A team of Princeton University scientists has discovered a mechanism involved in breast cancer`s spread to bone, which may lead to a new treatment for the disease.
Cancer cells often travel throughout the body and cause new tumours in individuals with advanced breast cancer - a process called metastasis - commonly resulting in malignant bone tumours.
And what the new research has uncovered is the exact mechanism that lets the traveling tumour cells disrupt normal bone growth.
Breast cancer spreads to the bone in 70 to 80 per cent of patients with advanced breast cancer, and it can also spread to the brain, lung and liver.
The team`s findings shows that breast tumour cells are able to give bone cells the wrong instructions through a process known as cell signaling -with disastrous effects for the patient.
The billions of cells in a living human body must communicate to develop, repair tissue, and effectively maintain normal physiological functions. Cell signaling is part of a complex system that enables them to do that.

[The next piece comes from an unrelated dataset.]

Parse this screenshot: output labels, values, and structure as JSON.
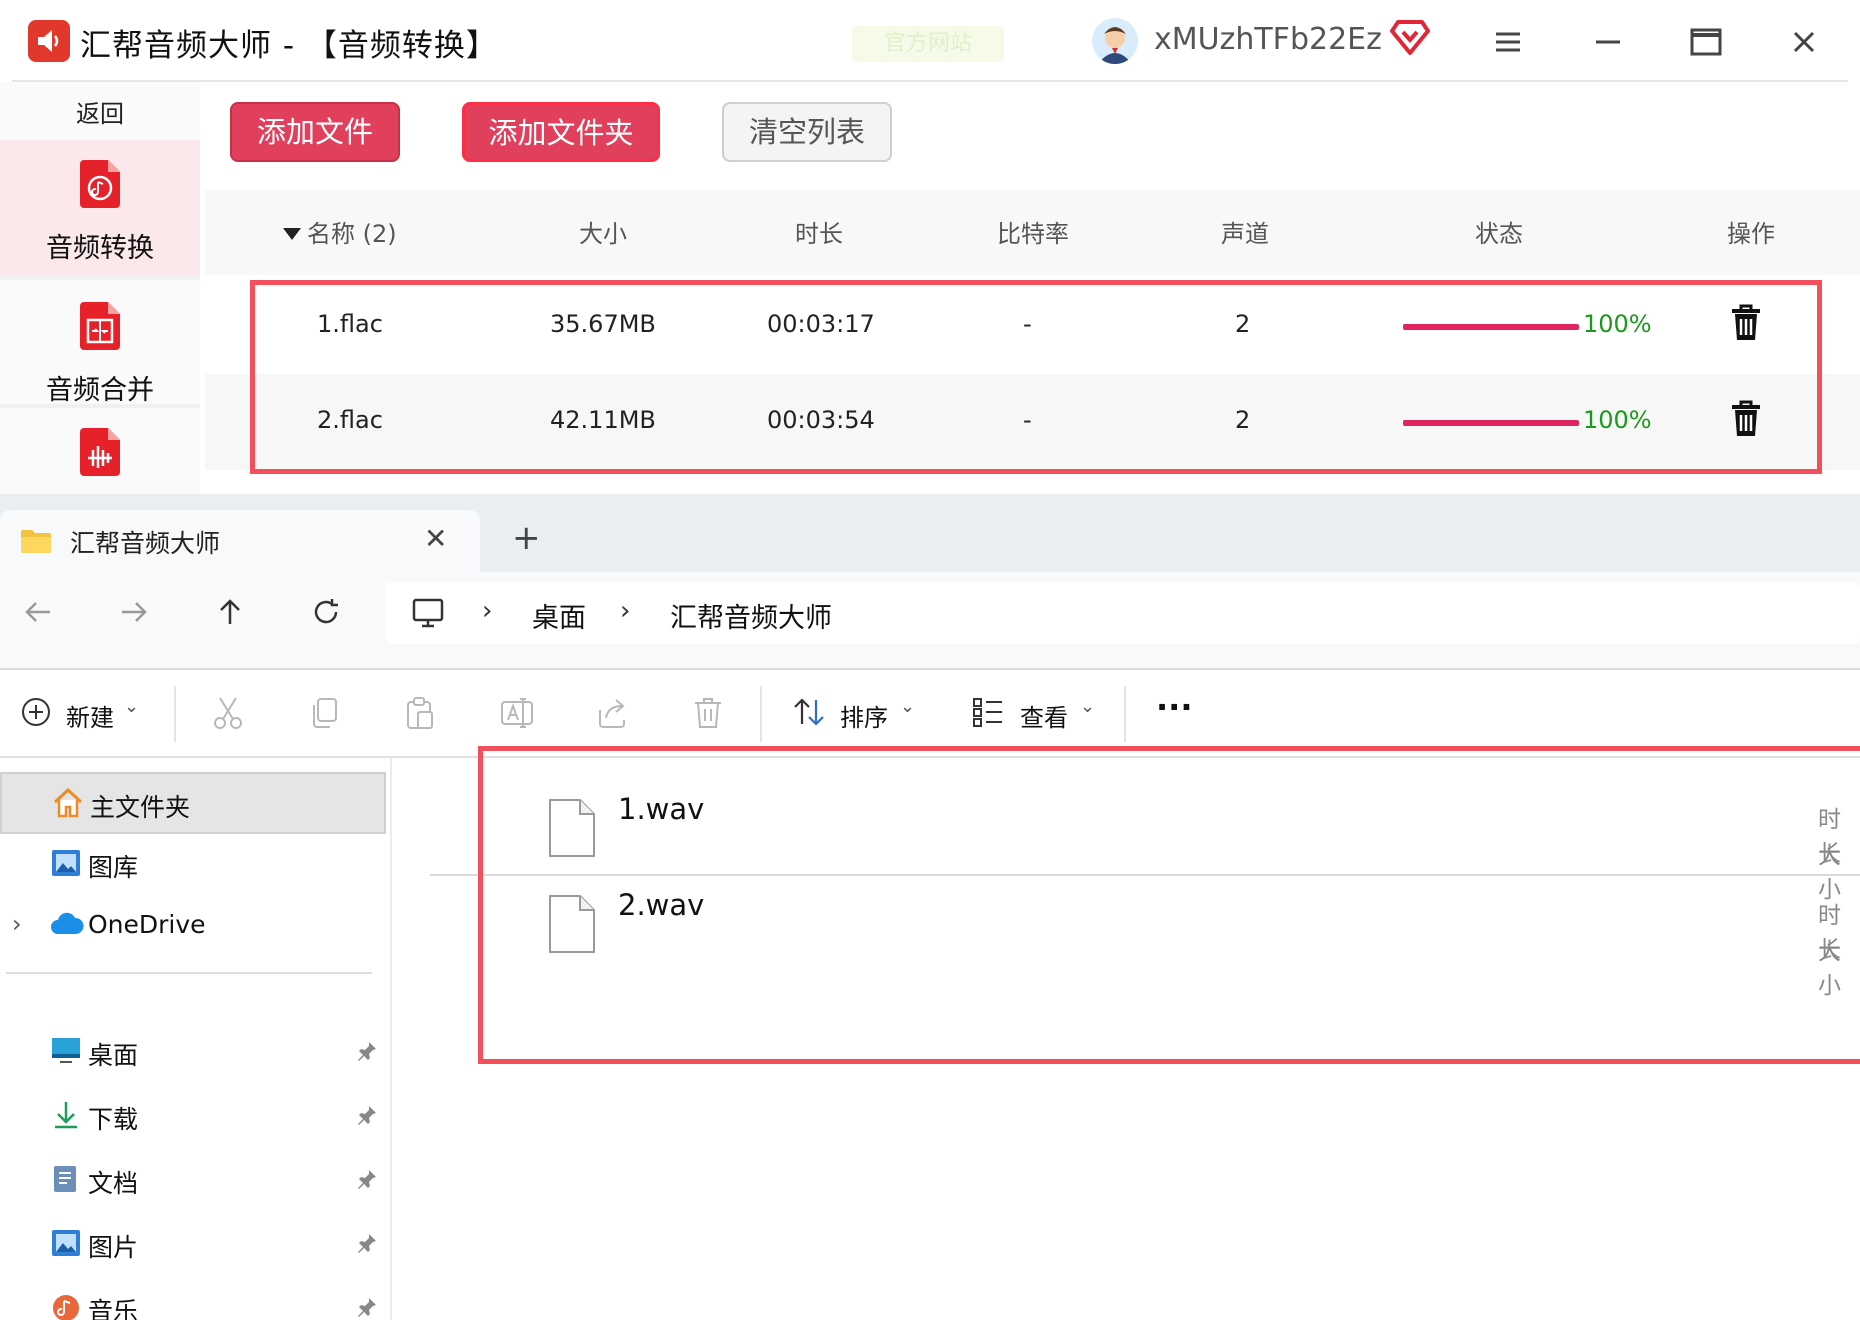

But, in patients with cancer, the relationship between signaling molecules and the molecules that communicate with them has gone awry.
Signaling molecules are those that can be received and read by a cell through a receptor molecule on its surface. Once the signaling molecules connect with a receptor, their union sets off a process that leads to the receiving cell changing its behaviour.
The sequence of events that follows involves a signaling pathway, which is a group of molecules that work together, one molecule activating the next until a specific function is carried out, such as renewing an organ`s cells. There are many such signaling pathways.
But in the case of metastatic breast cancer, a disruptive pathway is formed. The signaling molecule, also known as a ligand, connects with a receptor molecule on certain bone cells and activates a cellular pathway that ultimately disrupts healthy bone renewal.
Kang`s team identified the signaling molecule as Jagged1, and the receptor molecule as one that activates a cellular pathway known as the "Notch pathway."
The study has been published online in the journal Cancer Cell.